The modified version shows also the cartesian coordinates with the origin in the left-down corner. The “l-down” stands for left-down y values. The “r-up” stands for right-up y values. This is the syle in PostScript and DjVu files.
Fourth, the Commands menu offers the possibility to copy (Ctrl+C) the DjVu style coordinates. This is useful for the manual insertion of the hidden text layer in DjVu files. In the case of djvu annotations, use Ctrl+A to copy the coordinates of the left-down point and the width and height (for rectangular and oval areas).
Fifth, the Commands menu offers the possibility to copy (Ctrl+M) the coordinates in the style of HTML map images. This is useful for the creation of HTML file with clickable areas on the images.

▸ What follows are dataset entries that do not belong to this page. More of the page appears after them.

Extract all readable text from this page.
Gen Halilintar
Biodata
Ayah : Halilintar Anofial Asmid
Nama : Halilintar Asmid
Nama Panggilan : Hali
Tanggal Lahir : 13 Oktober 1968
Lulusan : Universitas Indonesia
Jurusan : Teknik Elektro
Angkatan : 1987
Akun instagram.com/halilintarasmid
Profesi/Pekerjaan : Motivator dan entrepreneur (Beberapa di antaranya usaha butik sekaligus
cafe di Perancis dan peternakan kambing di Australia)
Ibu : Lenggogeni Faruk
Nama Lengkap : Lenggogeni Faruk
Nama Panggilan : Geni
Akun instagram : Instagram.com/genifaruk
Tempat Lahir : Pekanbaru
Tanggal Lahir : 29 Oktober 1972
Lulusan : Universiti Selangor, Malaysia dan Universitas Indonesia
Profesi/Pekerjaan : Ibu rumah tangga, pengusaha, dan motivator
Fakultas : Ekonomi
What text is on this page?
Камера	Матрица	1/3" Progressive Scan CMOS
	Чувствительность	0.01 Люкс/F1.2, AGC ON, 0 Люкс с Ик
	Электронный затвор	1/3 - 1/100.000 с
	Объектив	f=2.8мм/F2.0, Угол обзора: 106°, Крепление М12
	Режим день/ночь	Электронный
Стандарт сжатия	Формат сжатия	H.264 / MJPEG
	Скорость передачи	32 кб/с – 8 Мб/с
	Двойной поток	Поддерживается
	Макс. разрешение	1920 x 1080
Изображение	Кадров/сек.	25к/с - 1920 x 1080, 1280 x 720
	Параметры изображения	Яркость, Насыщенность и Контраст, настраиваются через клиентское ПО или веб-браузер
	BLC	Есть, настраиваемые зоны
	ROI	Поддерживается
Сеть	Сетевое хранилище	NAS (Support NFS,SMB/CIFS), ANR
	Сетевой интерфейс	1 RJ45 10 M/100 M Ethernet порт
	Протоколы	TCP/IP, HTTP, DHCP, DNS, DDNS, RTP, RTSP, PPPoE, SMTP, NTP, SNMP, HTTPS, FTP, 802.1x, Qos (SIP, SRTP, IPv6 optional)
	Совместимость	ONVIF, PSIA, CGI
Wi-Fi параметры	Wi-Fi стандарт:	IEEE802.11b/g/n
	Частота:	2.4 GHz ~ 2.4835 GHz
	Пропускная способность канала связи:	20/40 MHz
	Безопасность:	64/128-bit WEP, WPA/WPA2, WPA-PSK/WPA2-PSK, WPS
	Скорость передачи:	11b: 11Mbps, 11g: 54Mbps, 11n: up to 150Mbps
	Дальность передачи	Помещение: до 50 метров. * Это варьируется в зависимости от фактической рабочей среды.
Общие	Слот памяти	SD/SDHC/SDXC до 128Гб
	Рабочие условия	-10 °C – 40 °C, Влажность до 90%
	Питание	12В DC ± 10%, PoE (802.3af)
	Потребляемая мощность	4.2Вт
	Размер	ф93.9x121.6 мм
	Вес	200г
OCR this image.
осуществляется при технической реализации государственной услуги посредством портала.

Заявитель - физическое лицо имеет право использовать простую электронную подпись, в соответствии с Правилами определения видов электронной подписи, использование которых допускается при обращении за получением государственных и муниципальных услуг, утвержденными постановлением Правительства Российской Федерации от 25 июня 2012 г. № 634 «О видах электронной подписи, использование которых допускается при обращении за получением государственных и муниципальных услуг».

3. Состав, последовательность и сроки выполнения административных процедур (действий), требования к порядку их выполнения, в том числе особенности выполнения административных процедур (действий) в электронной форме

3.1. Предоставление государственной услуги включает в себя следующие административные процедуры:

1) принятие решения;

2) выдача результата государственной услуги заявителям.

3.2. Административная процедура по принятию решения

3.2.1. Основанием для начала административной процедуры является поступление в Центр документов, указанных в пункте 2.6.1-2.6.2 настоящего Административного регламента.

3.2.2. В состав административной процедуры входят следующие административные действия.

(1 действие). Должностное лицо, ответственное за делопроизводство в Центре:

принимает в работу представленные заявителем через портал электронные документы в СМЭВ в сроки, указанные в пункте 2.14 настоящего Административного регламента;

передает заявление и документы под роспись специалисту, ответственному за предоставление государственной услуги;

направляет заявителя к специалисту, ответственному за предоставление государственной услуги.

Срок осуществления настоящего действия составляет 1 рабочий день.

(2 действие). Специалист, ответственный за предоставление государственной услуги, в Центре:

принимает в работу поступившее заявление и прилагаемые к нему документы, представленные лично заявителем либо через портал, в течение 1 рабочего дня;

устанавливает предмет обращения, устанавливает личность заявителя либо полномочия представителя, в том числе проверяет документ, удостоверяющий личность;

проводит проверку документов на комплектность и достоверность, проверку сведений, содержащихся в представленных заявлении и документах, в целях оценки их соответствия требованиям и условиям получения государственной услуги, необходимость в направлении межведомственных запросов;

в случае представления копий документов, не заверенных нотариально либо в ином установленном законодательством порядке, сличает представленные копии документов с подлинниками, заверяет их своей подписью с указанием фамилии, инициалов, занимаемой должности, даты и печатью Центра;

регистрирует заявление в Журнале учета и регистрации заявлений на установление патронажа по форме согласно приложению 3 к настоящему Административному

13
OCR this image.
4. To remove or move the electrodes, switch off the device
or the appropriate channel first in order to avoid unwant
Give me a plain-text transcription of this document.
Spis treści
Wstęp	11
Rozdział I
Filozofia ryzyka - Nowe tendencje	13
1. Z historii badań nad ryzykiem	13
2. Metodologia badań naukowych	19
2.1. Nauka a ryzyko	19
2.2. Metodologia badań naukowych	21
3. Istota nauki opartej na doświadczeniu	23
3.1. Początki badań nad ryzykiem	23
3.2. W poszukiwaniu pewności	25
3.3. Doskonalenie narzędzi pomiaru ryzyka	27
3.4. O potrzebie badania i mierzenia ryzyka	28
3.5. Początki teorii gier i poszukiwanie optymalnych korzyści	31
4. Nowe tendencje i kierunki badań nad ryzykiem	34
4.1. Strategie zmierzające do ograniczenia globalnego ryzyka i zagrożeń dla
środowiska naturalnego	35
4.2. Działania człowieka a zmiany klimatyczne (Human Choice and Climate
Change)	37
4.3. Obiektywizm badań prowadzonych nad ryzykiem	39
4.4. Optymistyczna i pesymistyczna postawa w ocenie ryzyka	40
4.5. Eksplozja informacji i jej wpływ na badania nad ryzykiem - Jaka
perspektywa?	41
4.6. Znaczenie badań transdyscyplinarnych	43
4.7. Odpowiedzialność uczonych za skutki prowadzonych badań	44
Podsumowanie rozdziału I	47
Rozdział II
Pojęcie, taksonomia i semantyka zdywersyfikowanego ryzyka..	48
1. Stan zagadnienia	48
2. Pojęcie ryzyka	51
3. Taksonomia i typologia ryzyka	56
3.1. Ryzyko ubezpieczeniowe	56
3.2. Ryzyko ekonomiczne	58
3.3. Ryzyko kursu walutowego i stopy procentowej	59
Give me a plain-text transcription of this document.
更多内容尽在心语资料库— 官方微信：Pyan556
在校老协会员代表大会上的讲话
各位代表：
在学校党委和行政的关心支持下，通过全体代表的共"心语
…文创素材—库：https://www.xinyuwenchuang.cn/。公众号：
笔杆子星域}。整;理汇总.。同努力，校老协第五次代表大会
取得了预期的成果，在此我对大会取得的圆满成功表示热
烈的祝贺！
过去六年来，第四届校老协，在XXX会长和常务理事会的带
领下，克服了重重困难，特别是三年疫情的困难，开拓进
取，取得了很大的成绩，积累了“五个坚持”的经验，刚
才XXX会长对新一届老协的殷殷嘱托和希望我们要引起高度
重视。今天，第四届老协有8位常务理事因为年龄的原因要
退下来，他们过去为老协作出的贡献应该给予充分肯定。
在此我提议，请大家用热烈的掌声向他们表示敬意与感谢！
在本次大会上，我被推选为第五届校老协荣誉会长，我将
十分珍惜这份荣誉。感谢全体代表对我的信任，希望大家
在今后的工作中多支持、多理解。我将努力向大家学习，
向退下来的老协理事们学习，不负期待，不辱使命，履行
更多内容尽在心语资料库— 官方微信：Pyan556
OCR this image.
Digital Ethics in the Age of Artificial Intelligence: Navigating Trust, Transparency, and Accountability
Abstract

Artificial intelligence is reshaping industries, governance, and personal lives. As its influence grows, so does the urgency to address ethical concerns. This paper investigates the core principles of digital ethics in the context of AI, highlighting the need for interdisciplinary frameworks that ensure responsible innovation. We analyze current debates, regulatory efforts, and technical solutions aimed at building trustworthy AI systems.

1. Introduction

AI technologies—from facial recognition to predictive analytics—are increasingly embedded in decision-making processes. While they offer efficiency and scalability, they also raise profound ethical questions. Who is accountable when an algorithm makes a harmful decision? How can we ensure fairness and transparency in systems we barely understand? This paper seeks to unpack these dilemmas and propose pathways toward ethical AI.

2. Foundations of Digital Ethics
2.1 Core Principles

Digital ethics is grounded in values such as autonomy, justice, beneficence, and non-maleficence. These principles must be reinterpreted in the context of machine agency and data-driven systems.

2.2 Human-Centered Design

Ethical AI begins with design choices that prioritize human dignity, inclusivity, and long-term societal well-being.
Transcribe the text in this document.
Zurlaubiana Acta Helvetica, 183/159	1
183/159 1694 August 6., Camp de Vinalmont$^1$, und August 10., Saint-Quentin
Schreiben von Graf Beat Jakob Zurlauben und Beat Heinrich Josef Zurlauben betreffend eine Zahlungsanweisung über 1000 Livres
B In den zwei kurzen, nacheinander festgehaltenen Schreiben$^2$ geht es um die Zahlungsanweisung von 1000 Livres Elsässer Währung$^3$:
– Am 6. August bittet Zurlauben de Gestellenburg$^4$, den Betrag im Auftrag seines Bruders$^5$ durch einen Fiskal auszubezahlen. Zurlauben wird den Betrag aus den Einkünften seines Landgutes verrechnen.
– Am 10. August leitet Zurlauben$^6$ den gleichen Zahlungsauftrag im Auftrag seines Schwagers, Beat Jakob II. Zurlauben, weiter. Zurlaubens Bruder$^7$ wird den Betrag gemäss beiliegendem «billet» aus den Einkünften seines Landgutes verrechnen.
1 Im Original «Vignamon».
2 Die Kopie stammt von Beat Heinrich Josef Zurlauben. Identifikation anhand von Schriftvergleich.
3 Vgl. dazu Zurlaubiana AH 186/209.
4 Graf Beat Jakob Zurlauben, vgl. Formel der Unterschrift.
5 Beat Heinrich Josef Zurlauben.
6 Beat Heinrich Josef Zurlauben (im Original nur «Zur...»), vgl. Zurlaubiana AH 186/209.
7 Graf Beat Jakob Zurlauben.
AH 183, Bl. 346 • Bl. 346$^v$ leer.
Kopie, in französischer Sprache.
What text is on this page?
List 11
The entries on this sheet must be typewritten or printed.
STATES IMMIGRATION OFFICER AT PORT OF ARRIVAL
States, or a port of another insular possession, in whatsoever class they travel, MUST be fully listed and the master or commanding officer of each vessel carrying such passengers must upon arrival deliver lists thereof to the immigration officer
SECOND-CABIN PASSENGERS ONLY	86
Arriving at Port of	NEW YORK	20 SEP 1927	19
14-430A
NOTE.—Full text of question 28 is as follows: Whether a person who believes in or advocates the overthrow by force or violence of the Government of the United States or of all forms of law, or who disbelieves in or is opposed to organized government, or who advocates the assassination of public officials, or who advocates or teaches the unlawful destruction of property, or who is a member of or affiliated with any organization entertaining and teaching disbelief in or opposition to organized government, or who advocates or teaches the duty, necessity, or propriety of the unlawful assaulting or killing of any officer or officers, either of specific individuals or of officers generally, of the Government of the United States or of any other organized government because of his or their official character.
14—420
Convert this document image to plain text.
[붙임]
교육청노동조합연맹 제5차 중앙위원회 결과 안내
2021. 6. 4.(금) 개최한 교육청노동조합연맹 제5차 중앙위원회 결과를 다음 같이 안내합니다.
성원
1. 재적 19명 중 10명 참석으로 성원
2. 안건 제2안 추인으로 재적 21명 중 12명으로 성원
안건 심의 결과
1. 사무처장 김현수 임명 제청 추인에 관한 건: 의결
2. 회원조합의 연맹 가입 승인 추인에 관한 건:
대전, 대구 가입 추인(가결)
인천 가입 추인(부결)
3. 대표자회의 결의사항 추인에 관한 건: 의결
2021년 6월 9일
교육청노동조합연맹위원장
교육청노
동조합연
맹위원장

Paste the values of the coordinates with a text editor.
In the home directory I have created the folders share\bin
I have put the tesseractBoxEditor.py in that bin folder.
I do not have ~\share\bin in my PATH. You might put the py file in an adequate location, if you want to call the Box Editor from the commandline.
I call the Box Editor, in Gnome, from the context menu. The trick is to put in ~/.gnome2/nautilus-scripts a Python script.
I have adapted a Nautilus Python script which extracts archives. The Nautilus Python script gets the URL of the tiff file and invokes the Box Editor. You may download the script from here.
Note that I do not use the “Open image…” command from the File menu of the Box Editor. I open each image file from the context menu.
First, you need tiff files. They might be created by your scanner. Otherwise, use convert (from ImageMagick):
convert wsh.png wsh.tif
or some other program for converting images.
You can convert pdf files to tiff. I find Fred Smith's script pdf2tif an excellent idea. Smith modified the pdf2ps script. The essential command is:
exec gs $OPTIONS -q -dNOPAUSE -dBATCH -dSAFER -r300x300 -sDEVICE=tiffg3 "-sOutputFile=$outfile" $OPTIONS -c save pop -f "$1"
The script calls GhostScript and creates separate tiff files for the pages of the pdf.
In the case of DjVu, you may use a command like this:
ddjvu -format=tiff ebook.djvu ebook.tiff
Extract the pages from the tiff e-book with:
The program tiffsplit is included in the libtiff package.
Second, you need a box file for the tiff file. Tesseract is able to generate such a file.
The internal commands of the Box Editor are quite simple. The boxes are increased with:
Ctrl + arrow (left, up, down, right)
The boxes are decreased with:
Ctrl + Shift + arrow
Why use the arrow keys? Why not the mouse? I find the arrows much more precise. When you use the boxes for the image of a text, each pixel is important. It would also be difficult to determine exactly the lines of the text in the image.
For the moves from one box to the other you use the following keys:
Tab moves the cursor to the next box.
Shift + Tab moves the cursor to the previous box.
The up and down arrows move the cursor the above and, respectively, bellow boxes.
Click on box to move the cursor there.
The rest of the commands should be easily guessed from the menus.